Our global team is a diverse group of experienced engineers, traders, and brokerage professionals who are working to achieve our mission of opening financial services to everyone on the planet. We're deeply committed to open-source contributions and fostering a vibrant community, continuously enhancing our award-winning, developer-friendly API and the robust infrastructure behind it.
Responsibilities
### Your Role:
As a Site Reliability Engineer at Alpaca, you'll help keep our brokerage platform reliable, observable, and operable as we grow - working across our cloud infrastructure, Kubernetes platform, observability stack, messaging layer, and data layer.
### Things You Get To Do:
- Operate production day-to-day - oncall, incident response, postmortems, and the follow-ups that actually close the loop.
- Own reliability practice - define and refine SLIs/SLOs and error budgets, and help product teams live within them.
- Strengthen our observability across metrics, logs, traces, and alerting.
- Ship infrastructure through code in a GitOps workflow - cloud resources and Kubernetes workloads alike.
- Look after PostgreSQL: performance tuning, schema and migration review, online migrations on large tables, HA/DR, and CDC pipelines.
- Mentor engineers on reliability and database fundamentals through code review, design review, and pairing.
Requirements
### Who You Are (must-haves):
- 4+ years in SRE, DevOps, Platform/Infrastructure, or backend engineering with significant production operations ownership.
- Hands-on experience operating production services on Kubernetes, and shipping infrastructure as code in a GitOps workflow.
- Solid working knowledge of PostgreSQL in production — query plans, pg_stat_*, indexing and schema trade-offs, and what a safe online migration looks like on a non-trivial table.
- Cloud networking fundamentals (VPCs, routing, L4/L7 load balancing, DNS, TLS) and comfort debugging cross-service connectivity.
- Comfortable with a modern observability stack and proficient with Linux at the operator level.
- Practiced in incident response - calm under pressure, structured debugging, postmortems that drive change.
- At least working proficiency in Go or Python, plus strong written and verbal communication.
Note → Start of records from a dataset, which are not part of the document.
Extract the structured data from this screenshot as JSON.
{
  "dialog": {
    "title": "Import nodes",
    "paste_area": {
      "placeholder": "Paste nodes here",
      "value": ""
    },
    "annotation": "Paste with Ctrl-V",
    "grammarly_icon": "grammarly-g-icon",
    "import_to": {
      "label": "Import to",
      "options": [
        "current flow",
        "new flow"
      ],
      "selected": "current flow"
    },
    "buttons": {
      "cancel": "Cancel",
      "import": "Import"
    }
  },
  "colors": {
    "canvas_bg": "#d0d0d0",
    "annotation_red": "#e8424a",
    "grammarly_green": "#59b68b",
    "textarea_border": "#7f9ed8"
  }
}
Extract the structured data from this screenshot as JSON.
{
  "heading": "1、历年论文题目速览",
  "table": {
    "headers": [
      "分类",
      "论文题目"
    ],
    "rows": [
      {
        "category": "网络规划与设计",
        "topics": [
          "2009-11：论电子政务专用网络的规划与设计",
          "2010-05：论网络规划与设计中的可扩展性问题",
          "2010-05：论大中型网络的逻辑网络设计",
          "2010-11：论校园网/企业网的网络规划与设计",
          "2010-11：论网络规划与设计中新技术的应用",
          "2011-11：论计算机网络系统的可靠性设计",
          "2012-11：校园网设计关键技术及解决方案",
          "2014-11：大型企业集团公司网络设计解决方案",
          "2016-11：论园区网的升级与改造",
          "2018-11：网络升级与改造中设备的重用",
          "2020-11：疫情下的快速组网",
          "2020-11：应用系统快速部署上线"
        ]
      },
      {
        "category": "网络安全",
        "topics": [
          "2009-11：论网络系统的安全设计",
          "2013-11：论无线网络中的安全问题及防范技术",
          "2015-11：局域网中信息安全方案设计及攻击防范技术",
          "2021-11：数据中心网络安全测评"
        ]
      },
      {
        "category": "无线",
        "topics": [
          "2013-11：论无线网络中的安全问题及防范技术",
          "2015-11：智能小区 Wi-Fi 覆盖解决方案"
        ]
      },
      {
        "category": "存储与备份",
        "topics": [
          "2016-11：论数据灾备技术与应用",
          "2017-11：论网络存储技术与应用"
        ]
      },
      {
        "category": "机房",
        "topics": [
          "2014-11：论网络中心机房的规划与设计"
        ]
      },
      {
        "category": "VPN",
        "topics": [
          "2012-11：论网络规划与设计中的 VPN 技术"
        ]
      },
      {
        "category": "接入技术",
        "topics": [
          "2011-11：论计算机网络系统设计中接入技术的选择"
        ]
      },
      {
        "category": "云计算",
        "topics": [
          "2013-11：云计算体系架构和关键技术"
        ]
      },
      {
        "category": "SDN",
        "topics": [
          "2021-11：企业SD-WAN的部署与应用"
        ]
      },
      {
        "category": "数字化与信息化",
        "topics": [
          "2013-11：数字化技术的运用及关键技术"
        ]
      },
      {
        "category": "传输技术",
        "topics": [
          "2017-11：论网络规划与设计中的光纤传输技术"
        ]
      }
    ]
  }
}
- Genuine interest in databases and in growing your PostgreSQL/DBA expertise.
Conditions
### How We Take Care of You:
- Competitive Salary & Stock Options
- Health Benefits
- New Hire Home-Office Setup: One-time USD $500
- Monthly Stipend: USD $150 per month via a Brex Card.
Alpaca is proud to be an equal opportunity workplace dedicated to pursuing and hiring a diverse workforce.
About Alpaca
Alpaca is a global leader in brokerage infrastructure APIs, providing access to stocks, ETFs, options, fixed income, and crypto, along with embeddable finance solutions like tokenization and securities lending. It serves retail traders, institutional investors, app developers, and fintech companies worldwide through its API-first platform. The company, originally started in 2015 as a database and machine learning firm, is headquartered in San Mateo, California.